Students Take on Sustainable Energy at Ernestown Wind Park

By: Melody Tomkow (Ernestown Wind Park)

Murray Dee’s Grade 6 class at Rideau Heights Public School in Kingston, Ontario began their exploration into climate change with a single guiding principle, “How can we improve our relationship with nature by building our knowledge about climate change as a community?”

In talking about the journey his class is on, Mr. Dee began, “It is safe to say that my class had a very limited understanding of climate change.
We began by getting an understanding of the seasons and how the greenhouse effect worked. This generated more and more questions; and these questions drove the direction of the inquiry. We quickly realized that we could organize the questions into different groups, such as causes, consequences, past, and actions.”

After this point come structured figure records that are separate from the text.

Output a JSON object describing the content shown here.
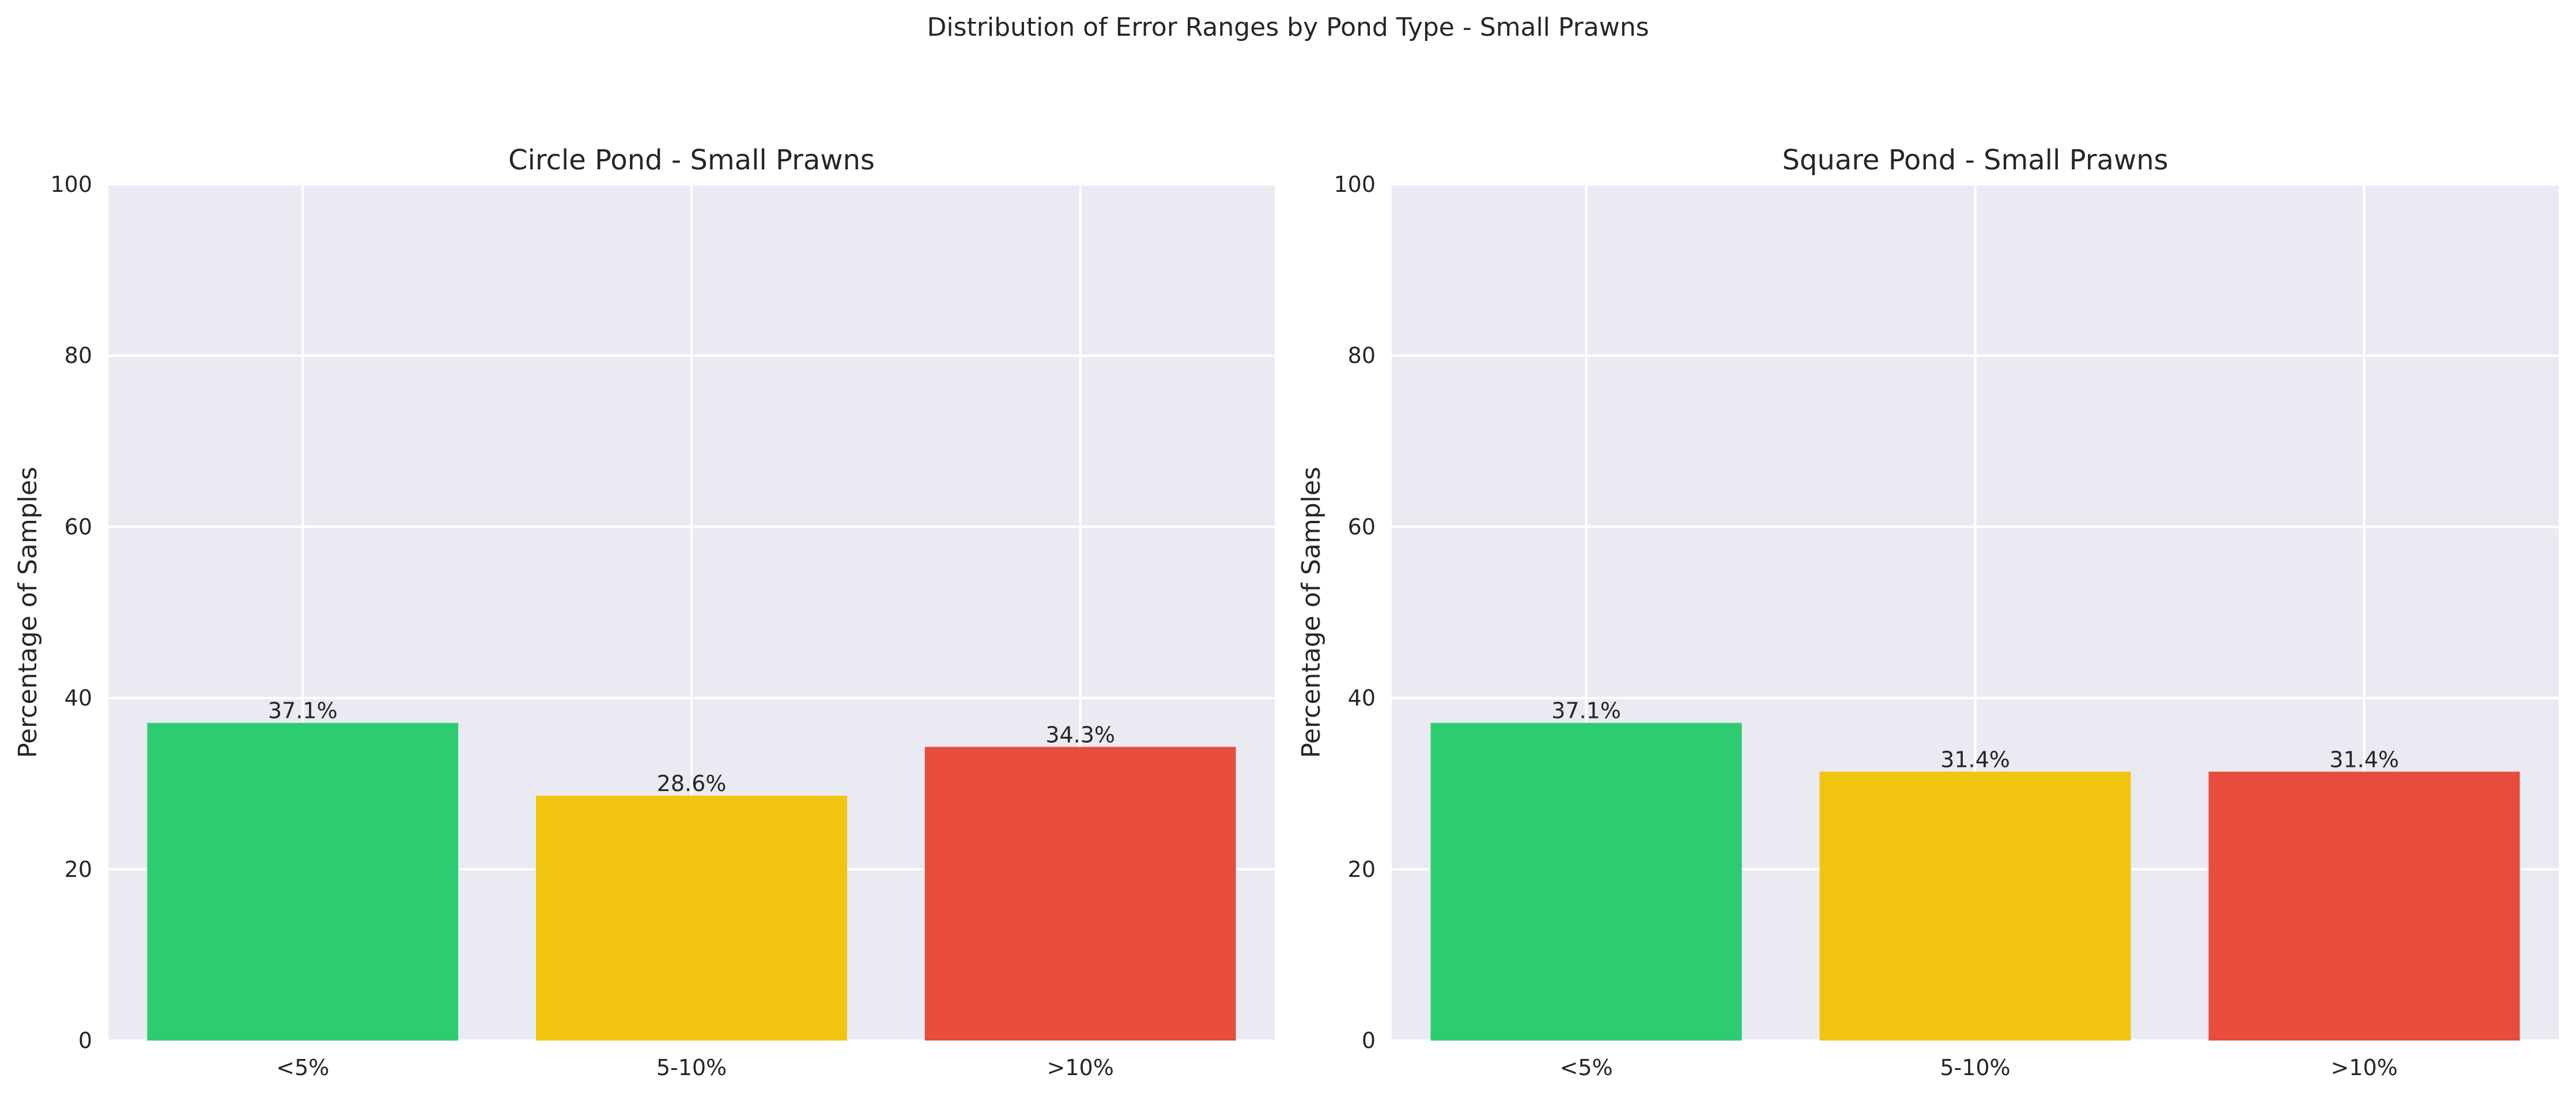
{
  "figure": {
    "suptitle": "Distribution of Error Ranges by Pond Type - Small Prawns"
  },
  "chart_data": [
    {
      "type": "bar",
      "title": "Circle Pond - Small Prawns",
      "xlabel": "",
      "ylabel": "Percentage of Samples",
      "categories": [
        "<5%",
        "5-10%",
        ">10%"
      ],
      "values": [
        37.1,
        28.6,
        34.3
      ],
      "value_labels": [
        "37.1%",
        "28.6%",
        "34.3%"
      ],
      "colors": [
        "#2ECC71",
        "#F1C40F",
        "#E74C3C"
      ],
      "ylim": [
        0,
        100
      ],
      "yticks": [
        0,
        20,
        40,
        60,
        80,
        100
      ],
      "ytick_labels": [
        "0",
        "20",
        "40",
        "60",
        "80",
        "100"
      ],
      "grid": true,
      "plot_background": "#EAEAF2",
      "grid_color": "#FFFFFF"
    },
    {
      "type": "bar",
      "title": "Square Pond - Small Prawns",
      "xlabel": "",
      "ylabel": "Percentage of Samples",
      "categories": [
        "<5%",
        "5-10%",
        ">10%"
      ],
      "values": [
        37.1,
        31.4,
        31.4
      ],
      "value_labels": [
        "37.1%",
        "31.4%",
        "31.4%"
      ],
      "colors": [
        "#2ECC71",
        "#F1C40F",
        "#E74C3C"
      ],
      "ylim": [
        0,
        100
      ],
      "yticks": [
        0,
        20,
        40,
        60,
        80,
        100
      ],
      "ytick_labels": [
        "0",
        "20",
        "40",
        "60",
        "80",
        "100"
      ],
      "grid": true,
      "plot_background": "#EAEAF2",
      "grid_color": "#FFFFFF"
    }
  ]
}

Mr. Dee continued, “Eventually, we realized we needed to focus our attention on actions. This was the decision made by the class”.  In their words, “we need to figure out how to stop or slow down climate change”. To build up to developing actions, the students investigated the impact fuel and electricity generation choices have on GHG emissions; and are exploring technologies that are part of reducing GHG emissions, such as electric vehicles, solar PV, wave and wind electricity generation.  This brought them to Ernestown Wind Park in Odessa, 22 Km west of Kingston. A small 10 MW project, sited on active industrial and agricultural land, the project was commissioned in 2014.

“Other than our grand opening held during Green Energy Doors Open (GEDO) in 2014 and GEDO 2015, we haven’t had students at the wind park”, said Melody Tomkow Community Relations and Communications Manger for the wind park. “Mr. Dee’s class, and a class of Grade 3 students came to the wind park together in April this year. They piled out of the bus and a great cacophonous roar of approval issued forth from the group about the size and “coolness” of the turbine. They spent the first ten minutes running around with their faces turned upward to take in the full 98M of the turbine’s height, and the sweep of the blades. When we gathered around the turbine to talk about the wind park, their high level of engagement with their research was evident. One grade six student was very interested in finding out how she could move beyond making posters, and take more action (we are working with OSEA to find a good initiative for her to participate in). There were questions about how the turbine technology generates electricity, how the turbines were assembled, the size of components, and how the sensing systems work. But it was perhaps most gratifying to talk with such young students about how energy cannot be created or destroyed, only transformed,” Ms. Tomkow added.

After the field trip Mr. Dee told Ms. Tomkow, “Visiting the wind park was pretty powerful because it gave them an up close and personal experience. It was so large and it was clear that there was no GHG being emitted. It’s one thing to talk about wind turbines, but it is totally different to see one up close. They got a whole new appreciation of how much clean energy they can produce. They were amazed that the turbines at Ernestown Wind Park could provide enough electricity for 3500 homes for a year. The trip was also very empowering because it was a field trip that THEY requested, not one set up by me,” he added.

The students are developing an action plan with steps that can be taken to reduce the carbon footprint at home and at school. A waste and lighting audit is on their list for the school, as is a transportation audit to look at how people get to school and calculate how much GHG is produced.

The question, “How can we improve our relationship with nature by building our knowledge about climate change as a community?” has led the students to develop knowledge building, research and study skills as a group; and plan actions as a community. It’s an empowering learning model. After the trip Mr. Dee’s asked a student about when she will be done with her climate change inquiry, and she responded, “we are never done when it comes to climate change, there is always more to learn”. Given the success the students have had this year, Mr. Dee’s hope is that they will demand to continue this inquiry when they come back to school in the fall.

Ernestown Wind Park will be hosting an open house event for Green Energy Doors Open September 9, 10, 11, 2016.